Internal medicine physician: “Why didn’t you start steroids? This is an inflammatory process. Every delay of care worsens his prognosis for walking again.”
+ Your response:
- I would be delighted to discuss this case with you. Thank you so much for caring for this unfortunate gentleman. After receiving the diagnostic results, GBS/AIDP became the most likely diagnosis, and you are absolutely correct that immediate action is paramount to maintaining the best prognosis for functional recovery in this patient, which is why I immediately recommended hospital admission for stat IVIG/plasmapheresis. May I ask your further thoughts on this case, and what your understanding of the disease process is?
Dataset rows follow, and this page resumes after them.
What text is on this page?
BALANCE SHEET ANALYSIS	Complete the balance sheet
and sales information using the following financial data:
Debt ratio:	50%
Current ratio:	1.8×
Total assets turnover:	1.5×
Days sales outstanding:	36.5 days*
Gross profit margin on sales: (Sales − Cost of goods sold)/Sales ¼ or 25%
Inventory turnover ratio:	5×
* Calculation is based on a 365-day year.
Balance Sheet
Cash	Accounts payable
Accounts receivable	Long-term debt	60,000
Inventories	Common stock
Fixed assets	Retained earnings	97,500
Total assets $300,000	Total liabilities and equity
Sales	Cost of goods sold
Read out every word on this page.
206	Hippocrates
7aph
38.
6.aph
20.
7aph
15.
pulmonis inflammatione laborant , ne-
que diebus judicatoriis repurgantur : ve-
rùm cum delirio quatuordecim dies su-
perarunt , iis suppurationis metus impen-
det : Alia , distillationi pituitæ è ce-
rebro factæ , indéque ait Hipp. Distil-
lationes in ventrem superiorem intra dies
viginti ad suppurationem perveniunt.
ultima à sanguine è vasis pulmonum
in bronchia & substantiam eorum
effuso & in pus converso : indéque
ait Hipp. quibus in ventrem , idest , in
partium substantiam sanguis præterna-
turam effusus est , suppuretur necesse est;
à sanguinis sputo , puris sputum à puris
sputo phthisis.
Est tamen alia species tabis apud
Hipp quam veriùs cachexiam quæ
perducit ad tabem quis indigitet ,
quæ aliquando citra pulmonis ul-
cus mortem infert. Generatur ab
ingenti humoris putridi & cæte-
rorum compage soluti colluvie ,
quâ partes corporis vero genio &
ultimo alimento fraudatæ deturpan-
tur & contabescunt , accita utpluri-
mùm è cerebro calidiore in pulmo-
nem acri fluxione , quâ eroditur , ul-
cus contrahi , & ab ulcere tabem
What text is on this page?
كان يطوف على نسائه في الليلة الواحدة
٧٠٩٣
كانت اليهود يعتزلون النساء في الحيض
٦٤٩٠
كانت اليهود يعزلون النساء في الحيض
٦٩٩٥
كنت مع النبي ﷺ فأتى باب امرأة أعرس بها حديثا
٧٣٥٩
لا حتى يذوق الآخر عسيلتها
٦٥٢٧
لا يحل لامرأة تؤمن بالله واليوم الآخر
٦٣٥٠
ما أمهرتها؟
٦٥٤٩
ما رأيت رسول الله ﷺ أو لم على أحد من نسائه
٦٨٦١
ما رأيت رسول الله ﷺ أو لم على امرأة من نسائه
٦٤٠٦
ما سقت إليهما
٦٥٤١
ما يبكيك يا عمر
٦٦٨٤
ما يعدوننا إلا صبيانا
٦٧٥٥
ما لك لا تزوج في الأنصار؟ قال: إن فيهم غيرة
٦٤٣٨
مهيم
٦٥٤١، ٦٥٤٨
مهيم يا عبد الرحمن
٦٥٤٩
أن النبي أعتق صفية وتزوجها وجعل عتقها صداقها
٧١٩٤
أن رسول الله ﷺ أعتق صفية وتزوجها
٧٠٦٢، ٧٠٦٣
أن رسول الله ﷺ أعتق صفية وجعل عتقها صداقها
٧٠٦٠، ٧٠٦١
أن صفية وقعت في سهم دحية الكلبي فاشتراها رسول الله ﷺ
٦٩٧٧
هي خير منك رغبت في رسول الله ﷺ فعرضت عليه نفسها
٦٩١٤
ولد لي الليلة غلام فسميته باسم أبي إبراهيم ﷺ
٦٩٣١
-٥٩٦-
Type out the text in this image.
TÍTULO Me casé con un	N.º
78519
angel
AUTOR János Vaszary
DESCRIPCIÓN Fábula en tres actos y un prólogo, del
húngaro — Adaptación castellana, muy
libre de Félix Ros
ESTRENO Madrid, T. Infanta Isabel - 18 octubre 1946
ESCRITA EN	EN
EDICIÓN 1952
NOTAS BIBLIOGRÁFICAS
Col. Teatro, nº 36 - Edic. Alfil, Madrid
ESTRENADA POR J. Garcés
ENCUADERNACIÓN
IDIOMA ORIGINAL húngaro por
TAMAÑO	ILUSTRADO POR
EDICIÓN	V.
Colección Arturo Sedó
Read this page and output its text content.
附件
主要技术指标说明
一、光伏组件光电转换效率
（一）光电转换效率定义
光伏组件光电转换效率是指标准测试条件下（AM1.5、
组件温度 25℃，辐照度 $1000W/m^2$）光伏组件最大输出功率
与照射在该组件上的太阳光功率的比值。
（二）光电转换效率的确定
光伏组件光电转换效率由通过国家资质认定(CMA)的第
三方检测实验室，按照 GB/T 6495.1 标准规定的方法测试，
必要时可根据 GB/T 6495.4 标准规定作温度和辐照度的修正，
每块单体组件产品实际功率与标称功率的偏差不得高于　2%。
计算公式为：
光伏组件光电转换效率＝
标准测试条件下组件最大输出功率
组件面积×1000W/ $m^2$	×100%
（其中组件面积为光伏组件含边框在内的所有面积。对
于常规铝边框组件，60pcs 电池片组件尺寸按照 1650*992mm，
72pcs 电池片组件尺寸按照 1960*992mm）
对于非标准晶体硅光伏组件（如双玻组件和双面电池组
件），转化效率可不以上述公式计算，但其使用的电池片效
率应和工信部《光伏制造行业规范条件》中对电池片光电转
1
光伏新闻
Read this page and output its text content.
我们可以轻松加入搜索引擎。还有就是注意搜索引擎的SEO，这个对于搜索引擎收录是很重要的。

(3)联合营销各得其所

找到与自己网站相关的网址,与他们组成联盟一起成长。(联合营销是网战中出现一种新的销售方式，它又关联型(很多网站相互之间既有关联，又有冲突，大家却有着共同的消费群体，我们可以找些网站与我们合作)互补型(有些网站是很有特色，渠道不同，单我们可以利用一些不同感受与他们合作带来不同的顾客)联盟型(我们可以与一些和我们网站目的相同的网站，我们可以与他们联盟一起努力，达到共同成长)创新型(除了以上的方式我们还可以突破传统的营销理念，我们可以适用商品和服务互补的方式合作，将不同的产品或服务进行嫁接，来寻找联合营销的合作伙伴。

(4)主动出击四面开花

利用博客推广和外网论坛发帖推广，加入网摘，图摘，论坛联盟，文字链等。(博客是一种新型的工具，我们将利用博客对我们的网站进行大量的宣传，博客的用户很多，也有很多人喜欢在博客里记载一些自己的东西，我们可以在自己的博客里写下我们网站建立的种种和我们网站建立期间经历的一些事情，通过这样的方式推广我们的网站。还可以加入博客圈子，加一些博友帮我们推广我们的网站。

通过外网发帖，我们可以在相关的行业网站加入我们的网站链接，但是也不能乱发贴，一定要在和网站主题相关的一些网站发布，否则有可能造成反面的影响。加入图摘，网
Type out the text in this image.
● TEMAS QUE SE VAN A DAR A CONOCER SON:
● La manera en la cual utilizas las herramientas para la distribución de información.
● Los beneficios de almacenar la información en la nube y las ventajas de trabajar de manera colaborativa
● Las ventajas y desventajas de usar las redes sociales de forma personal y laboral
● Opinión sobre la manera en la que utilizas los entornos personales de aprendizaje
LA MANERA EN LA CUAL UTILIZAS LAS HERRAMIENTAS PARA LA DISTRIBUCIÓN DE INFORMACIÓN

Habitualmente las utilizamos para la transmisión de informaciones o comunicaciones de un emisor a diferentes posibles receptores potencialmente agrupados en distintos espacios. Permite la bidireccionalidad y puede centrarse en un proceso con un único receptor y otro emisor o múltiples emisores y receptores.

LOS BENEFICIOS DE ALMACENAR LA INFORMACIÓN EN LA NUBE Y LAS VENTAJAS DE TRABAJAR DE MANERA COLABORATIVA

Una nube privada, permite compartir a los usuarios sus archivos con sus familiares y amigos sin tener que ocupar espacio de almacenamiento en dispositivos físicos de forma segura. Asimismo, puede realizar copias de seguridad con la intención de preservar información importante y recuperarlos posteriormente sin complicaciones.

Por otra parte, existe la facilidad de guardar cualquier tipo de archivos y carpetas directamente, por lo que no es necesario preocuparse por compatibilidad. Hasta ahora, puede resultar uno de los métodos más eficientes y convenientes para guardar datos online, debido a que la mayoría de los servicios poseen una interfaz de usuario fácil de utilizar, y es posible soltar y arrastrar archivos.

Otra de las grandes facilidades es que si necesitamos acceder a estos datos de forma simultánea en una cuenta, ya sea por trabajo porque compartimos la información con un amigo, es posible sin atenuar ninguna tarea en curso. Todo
+ The internal medicine physician's response:
- “Yeah, of course, it’s an inflammatory process, and you wasted time that could have been better served with an initial steroid bolus while he awaits admission. These patients do better with steroids, and you should know that. Why didn’t you start something?”
+ Your response:
- This is a great question! The literature does not support the use of corticosteroids in GBS/AIDP. They have not been shown to provide functional benefit or treat the disease process. In CIDP, a disease related to GBS/AIDP, corticosteroids actually do serve a purpose and are indicated. However, in this patient’s case, steroids are unfortunately not indicated, and prompt removal of circulating antibodies via IVIG/plasmapheresis is of prime importance. I hope this helps to answer your question. I would otherwise be more than happy to further explain my rationale. Does that treatment plan and rationale sound all right, as I have outlined?
- Note: Do not be adversarial; educate and align yourself with this treating physician, and ensure that proper treatment is being followed at the same time. Unnecessary corticosteroids would not be a harmless intervention, and should be minimized if possible.